25 years have passed since Section 230 was born. In Internet time, that’s about two millenia. It’s almost impossible to compare Lycos, Geocities or Classmates (even if you’re old enough to remember them) to Google, Twitter or Facebook. In 2008, Classmates had 50 million members in total. In 2021, Facebook has about 40X that many people visit daily.
What a difference 25 years makes…
The difference is more than just one of scale. Facebook has become a publisher. Its business model is based on showing content designed to keep you tuned in as long as possible, to serve you as many ads as possible. That’s no different than what TV, radio and print publications have been doing for decades. The real difference is that as an online platform, Facebook has the ability to tap into billions of pieces of content it essentially gets for free to keep you hooked, no matter what that content does to you and society. Without a constant stream of text, images and videos produced by its billions of users, Facebook would not exist. It relies on each of us to continue publishing, because that’s what it’s become: a publisher, whether of your content or that of the thousands of magazines and other publications that rely on the platform to reach the wider world.

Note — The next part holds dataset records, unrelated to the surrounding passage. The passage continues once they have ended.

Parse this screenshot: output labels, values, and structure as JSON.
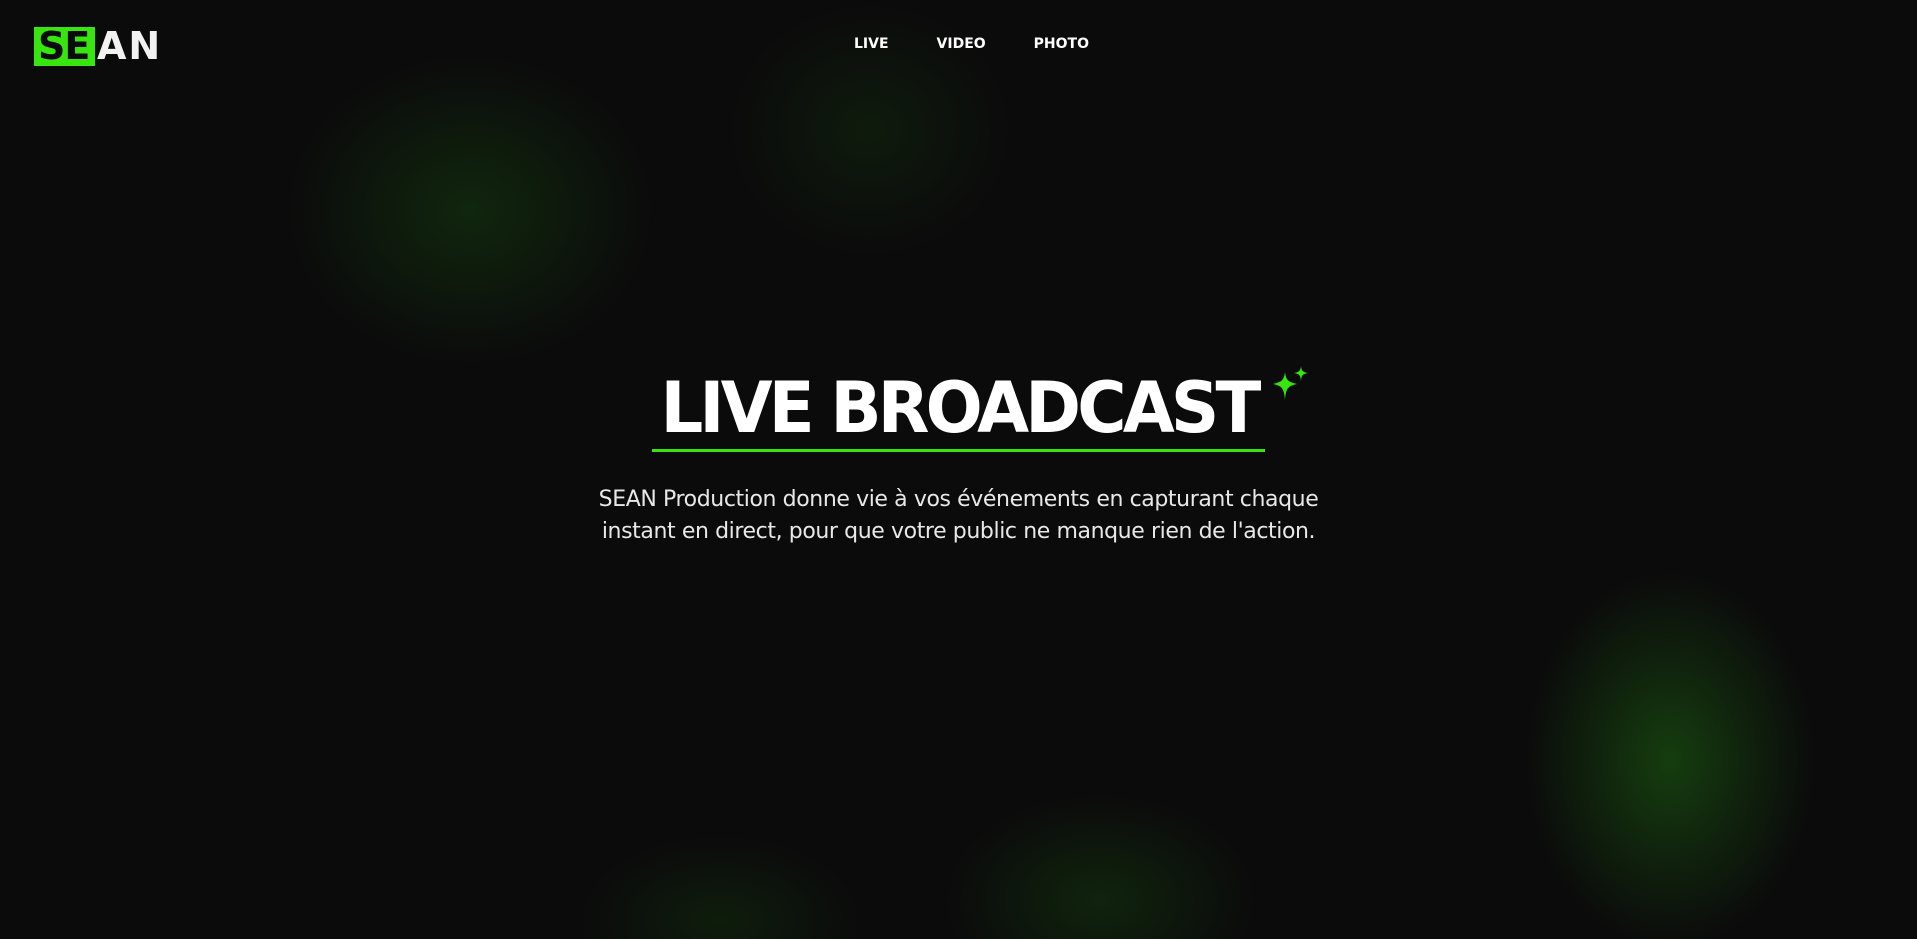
{
  "brand": {
    "logo_highlight": "SE",
    "logo_rest": "AN",
    "accent_color": "#37e60f"
  },
  "nav": {
    "items": [
      {
        "label": "LIVE"
      },
      {
        "label": "VIDEO"
      },
      {
        "label": "PHOTO"
      }
    ]
  },
  "hero": {
    "title": "LIVE BROADCAST",
    "title_icon": "sparkle-icon",
    "subtitle": "SEAN Production donne vie à vos événements en capturant chaque instant en direct, pour que votre public ne manque rien de l'action."
  }
}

Fortunately, Facebook can use the cover of Section 230 to argue that it’s no such thing. To be fair, Facebook may simply be the easiest platform to target right now thanks to recent scandals, but other social media and search giants are no different: Google, YouTube, Twitter and others all stand accused of using Section 230 to position themselves as passive conduits, providing a neutral platform that others abuse.
The solution
When our health, our lives, our democracy — our very society — are at risk of being torn apart by misinformation, it’s no longer enough to talk about these media giants as passive enablers. In an age when online media consumption has long outpaced offline, these companies are publishers, and it’s time we started treating them as such and enforcing accountability. Doing so would give lawmakers the ability to hold them to the same degree of accountability that other media have faced for decades. It would be much harder for them to turn a blind eye to hate speech, disinformation and other forces threatening us.